Alger accuse Madrid de bloquer la réunion du Conseil d’association
Une déclaration qualifiée de précipitée par l’Algérie, à travers son ambassade dans la capitale belge. « La Commission européenne a réagi, sans consultation préalable, ni vérification aucune auprès du gouvernement algérien. Il est regrettable que la Commission ne se soit pas assurée que la suspension d’un traité politique bilatéral avec un partenaire européen, en l’occurrence l’Espagne, n’affecte ni directement ni indirectement ses engagements contenus dans l’accord d’association Algérie-Union européenne », a souligné la représentation diplomatique algérienne.
Alger accuse Madrid d’obstruer l’adoption des priorités du partenariat, « négociées et finalisées depuis de nombreux mois », dans le cadre de la politique européenne de voisinage et de bloquer la convocation du Conseil d’association, « organe politique statutaire chargé d’évoquer toutes les questions, tant politiques, économiques que commerciales ». Madrid aurait eu recours à la règle du consensus.
A Alger, Josep Borrell n’a pas expliqué comment il comptait « trouver « un solution à une crise inscrite dans la durée.
« Ce qu’il faut rediscuter est la mise en œuvre de cet accord d’association », selon Borrell
Interrogé sur la demande de l’Algérie de renégocier l’Accord d’association avec l’UE, signé à Valence (Espagne) en avril 2002, et entré en vigueur le 1er septembre 2005, le Haut représentant de l’UE pour les Affaires étrangères a presque botté en touche.
« L’accord d’association entre l’UE et l’Algérie est la pierre angulaire d’un partenariat que l’UE veut solide et stratégique, avec un voisin qui nous tient à cœur. Nous estimons que cet accord contient les éléments nécessaires, qu’ils soient juridiques ou institutionnels, pour atteindre nos objectifs communs dans le respect des intérêts des deux parties. Ce qu’il faut rediscuter est la mise en œuvre de cet accord. Comment exploiter tout son potentiel ? Nous devons être plus pragmatiques et efficaces dans tous les domaines. En 2015-2016 nous avons mené un travail important dans ce sens conjointement par l’UE et l’Algérie, et les recommandations issues de ces échanges sont toujours valables aujourd’hui », a-t-il expliqué dans l’entretien à El Khabar.
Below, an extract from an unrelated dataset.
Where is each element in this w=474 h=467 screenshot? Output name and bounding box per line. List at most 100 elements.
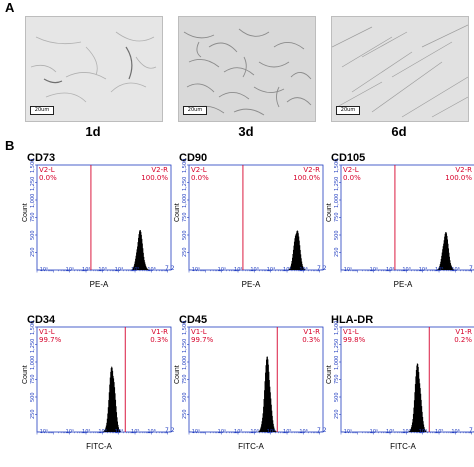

Et d’ajouter : « Quant au volet commercial de l’accord, les exportations de l’Union européenne vers l’Algérie ont diminué de 45 % depuis 2015 et la balance commerciale est en faveur de l’Algérie. Si l’on inclut les hydrocarbures dans les exportations, à l’instar des autorités algériennes, nous pensons qu’il y a un énorme potentiel non réalisé dans ce domaine. Pour l’exploiter, nous devons améliorer la mise en œuvre de l’accord existant. En particulier, les règles stipulées dans l’accord doivent être pleinement respectées sans discrimination. Cependant, nous sommes bien sûr prêts à écouter des propositions concrètes conformément aux règles fixées dans l’accord et sur la base de ce que nous faisons déjà avec d’autres partenaires ».
En d’autres termes, Bruxelles veut « une rediscussion » sur « l’application » de l’accord et pas « une renégociation ». D’où la possibilité d’un statut quo.
En octobre 2021, le président Abdelmadjid Tebboune a, lors d’un Conseil des ministres, donné des instructions à l’effet de revoir les dispositions de l’accord d’association « clause par clause, en fonction d’une vision souveraine et d’une approche gagnant-gagnant en tenant compte de l’intérêt du produit national en vue de créer un tissu industriel et des postes d’emploi » ».